Но Теодор перебил Игоря.

– Выходит, мы с тобой, Ансельм, родственные души. Но знаешь, я понял, что надо делать. Лучше самому смешить, чем быть смешным. Ты понял меня, Ансельм? Я хотел стать великим композитором, повторить славу Моцарта. Но кому здесь нужен Моцарт? Ты знаешь, что его «Дон Жуан» в нашем славном городе провалился. Да, да! У музыки, написанной самим Великим Канцлером, нашлось два или три истинных почитателя. Причём один из них – я. Остальным эта музыка неинтересна. Да и что им Моцарт, когда у нас каждый сам себе – великий музыкант, и не важно, что сии «великие музыканты» не попадают в ноты. Те, кто их слушает, этого не слышат. Вот это и есть, Ансельм, истинные ценители искусства. Так, если им Моцарт неинтересен, то зачем я им нужен? И это, друг мой, что касается музыки, где надо все же хотя бы нотную грамоту знать. А уж что у нас на литературном фронте творится… Пишут все, кому не лень: в газетах, журналах, альманахах, на худой конец, в альбом какой-нибудь экзальтированной фрау. Ты знаешь, Ансельм, что у нас даже бургомистр и тот романы сочинял, инкогнито, пока не помер. А философы! О! Здесь все философы. Куда ни плюнь. С каким упоением каждый из них отстаивает своё «Я». Если его даже и нет. На лекциях профессора Канта яблоку негде упасть. Очередь. Спится на них, правда, замечу, очень сладко. Даже стоя. Я сам раз сходил и, признаюсь, неплохо выспался. Хотя профессор, конечно, человек большого ума, но я, честно признаюсь тебе, Ансельм, ни черта в его тезах и антитезах не смыслю.

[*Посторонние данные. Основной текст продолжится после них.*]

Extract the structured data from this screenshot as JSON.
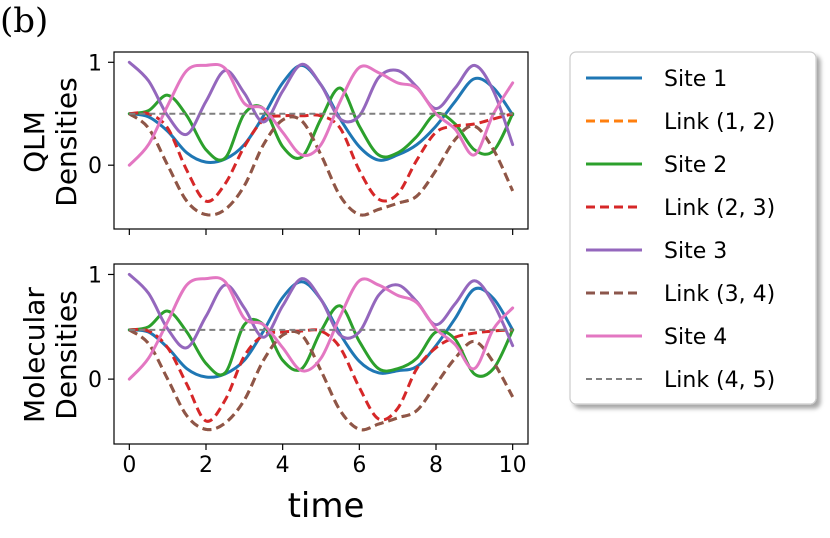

– Так о чем это я, Ансельм, – снова отпив из безразмерного бокала бургундского, продолжил молодой человек. – Ты видишь, что обстоятельства складываются таким образом, что смеяться следует, отнюдь, не надо мной, а вместе со мной. Что ж, посмеемся!

С этими словами Теодор попытался встать из-за стола, но как-то неловко. Тяжелый дубовый стул, на котором он сидел, с грохотом упал на каменный пол, у него отвалилась ножка. Теодор этого даже не заметил и направился к выходу. Но тут же к молодому человеку подлетел хозяин кофейни и, схватив его за шиворот, произнес:

– А за стул кто платить будет? Он мне достался ещё от моего деда! Ему цены нет…

– Да он уже у вас был сломанным, – стал возражать Эрнст-Теодор. – Видите? Вот же следы от старого клея. Да этому стулу давно пора на помойку.

Но трактирщик был неумолим и не отпускал молодого человека.

– Не кричите вы, я заплачу за него. – Из-за соседнего стола поднялся пожилой крупный мужчина с уже заметным животом в офицерском мундире и протянул трактирщику два талера.

– Маловато будет, – стал тот набивать цену.

– Что? – возмутился офицер, хватаясь за шпагу. – Я тебе сейчас за два талера тут все стулья переломаю, каналья! Да еще полицию вызову, чтобы они разобрались, почему ты благородных людей разбавленным пивом поишь.

– Что вы, – испугался трактирщик. – Всё в порядке. Марта, принеси господину две кружки пива.

– Я не заказывал, – офицер снова повысил голос.

– Это за счёт заведения! – трактирщик скривил кислую улыбку.

– Тогда три кружки, – скомандовал человек в мундире. – Я хочу угостить своих друзей. Не возражаете?

– Нет, что вы, – трактирщик продолжал виновато улыбаться. – Марта, принеси три кружки пива.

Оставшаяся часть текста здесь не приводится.